Önemli birkaç ilave daha var.
- Çamların dibi hiçbir zaman çapalanmaz; kılcal üst kökleri zedelersiniz. Çamları budamayın. Çamlar budanmaktan nefret eder.
- Bataklık ve su seven Larix, Metaseqoia ya da seqoia dışındaki hiçbir çam çok su sevmez. Sakın yazın bol bol sulamayın.
- Çamların dibini çim yapmaya çalışmayın. Hem dökülen iğnelerle izin vermez hem de sulama, gübrelemeyle esas çama zarar verirsiniz. Az uğraşılacak bodur, yayılıcı porsuk ya da yapraklı yonca dikin. Kurdele çiçeği de olabilir.

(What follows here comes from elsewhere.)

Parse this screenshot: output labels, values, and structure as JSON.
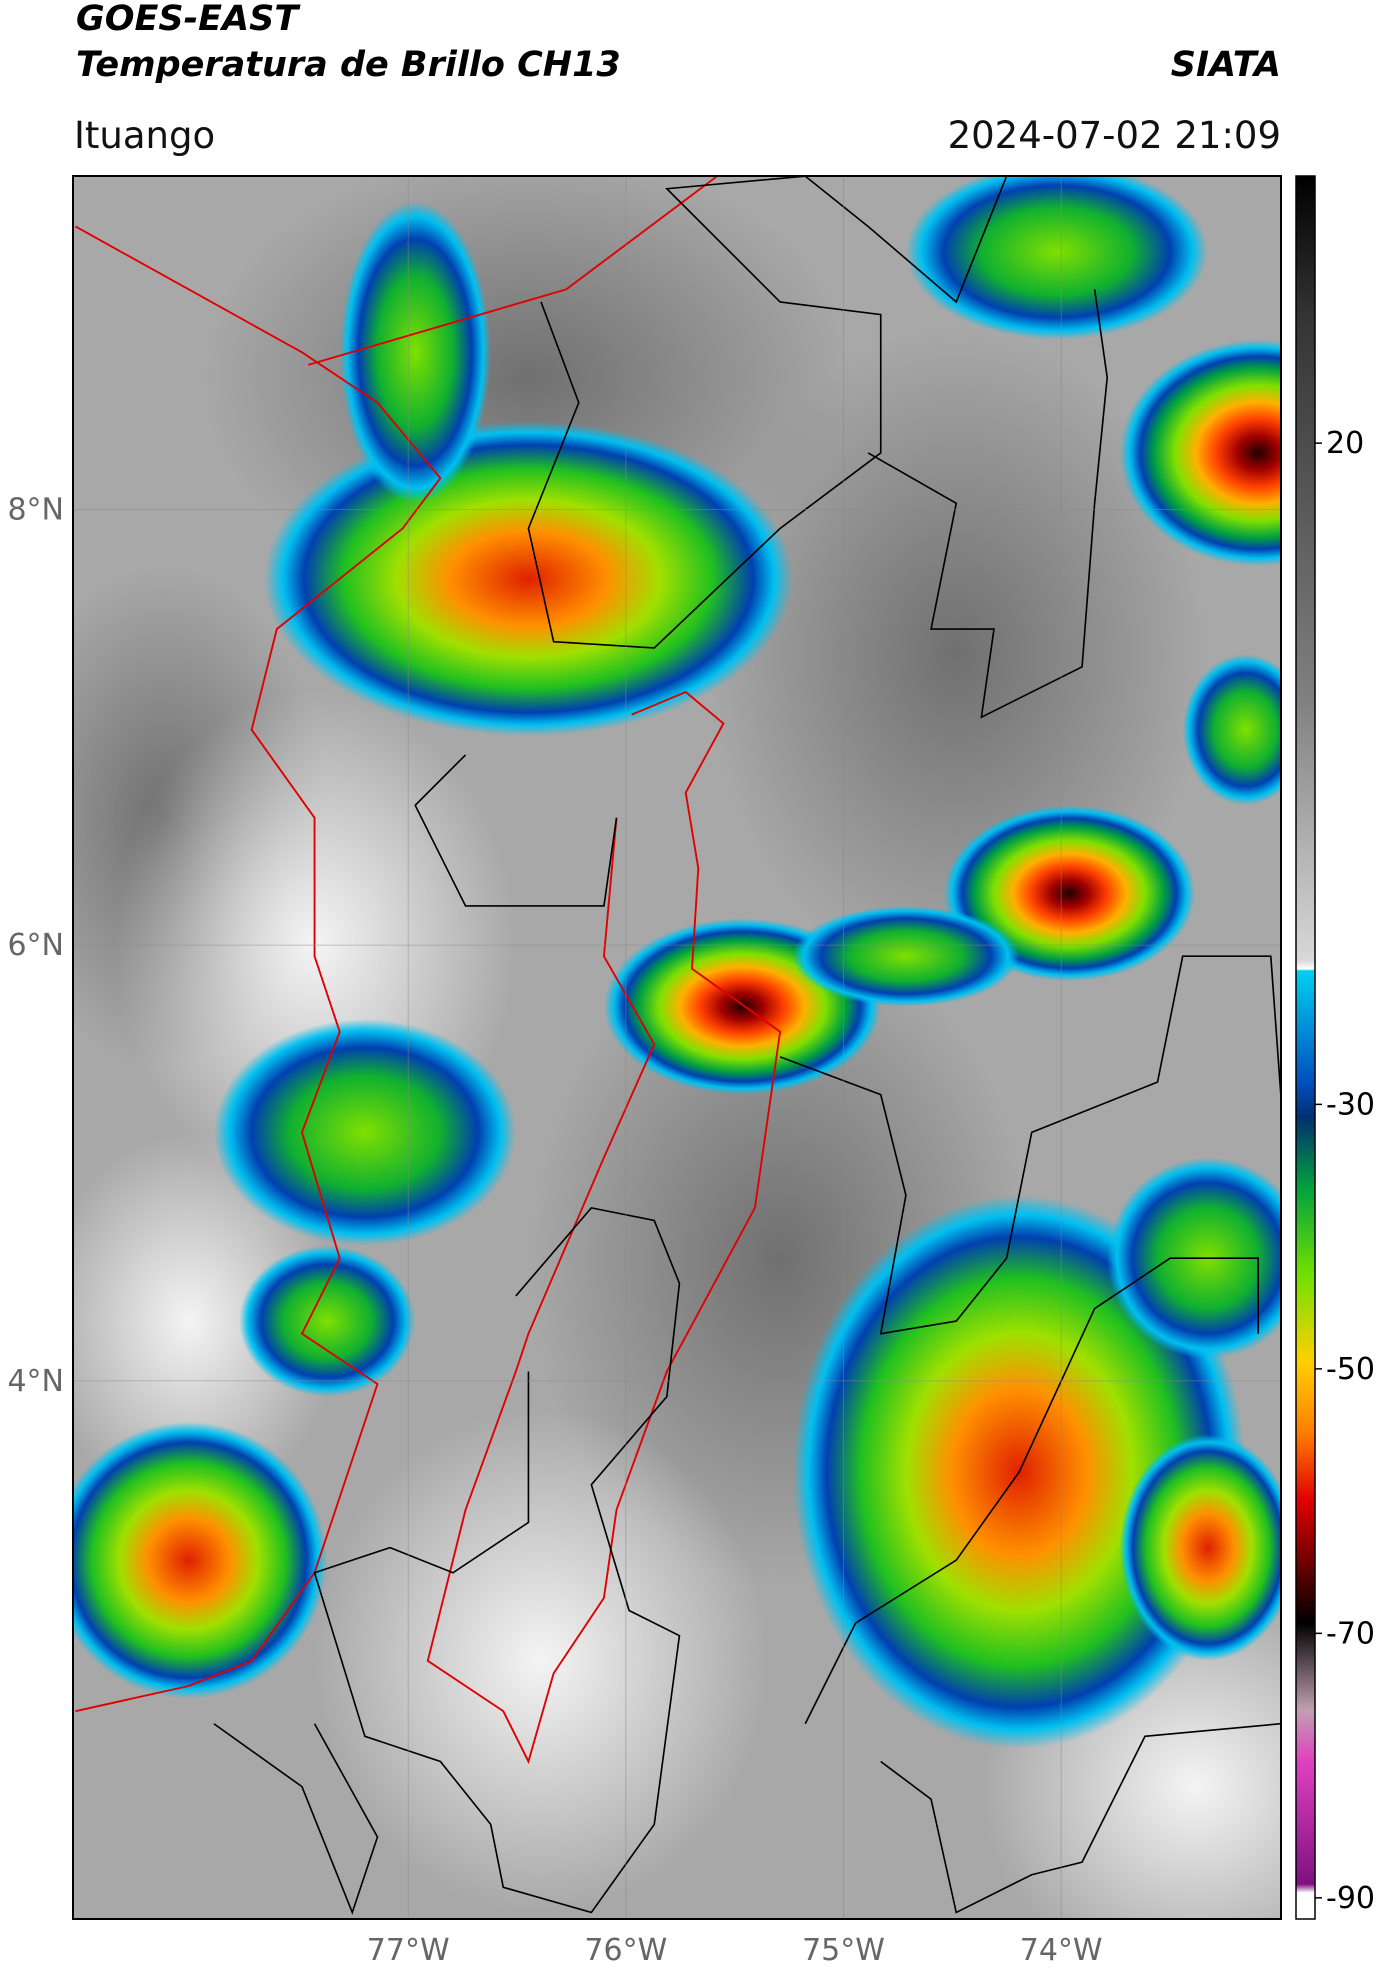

- Dev gibi çamları seralardan almayın. Tutması zor. Paranıza yazık. Lafım 5 – 10 metre olanlara, ama mavi sedirler hariç. Onlara bir şey olmuyor ( sadece mavisi).
Bir kitap
“A – Z of Evergreen Trees and Shrubs”. Konumuz çam olunca daimi yeşil ağaç ve çalılarla ilgili bu kitası size tanıtmadan edemedim. Tipleri, bakımları; her şey mükemmel anlatılmış. www.amazon.com‘a ya da www.amazon.co.uk‘ya bir bakın. Çok pahalı değil ama çok yararlı bir kaynak…
Gri bahçelere bir renk…
Agave kaktüslerini gri bahçelere, susuz köşelere tavsiye ederim. Amerikan kaktüsü de deniliyormuş. Son zamanlarda toprak ya da şeffaf cam saksılarla ev içi dekorasyonunda moda oldu. Görsel güzellik dışında besin, ilaç ve tekila yapımında da kullanılıyor. Bahçenizde yetişmiş, yavrulamış kaktüsleriniz varsa kesip parti yapın, içki bedavaya gelsin. Dikenlerine dikkat!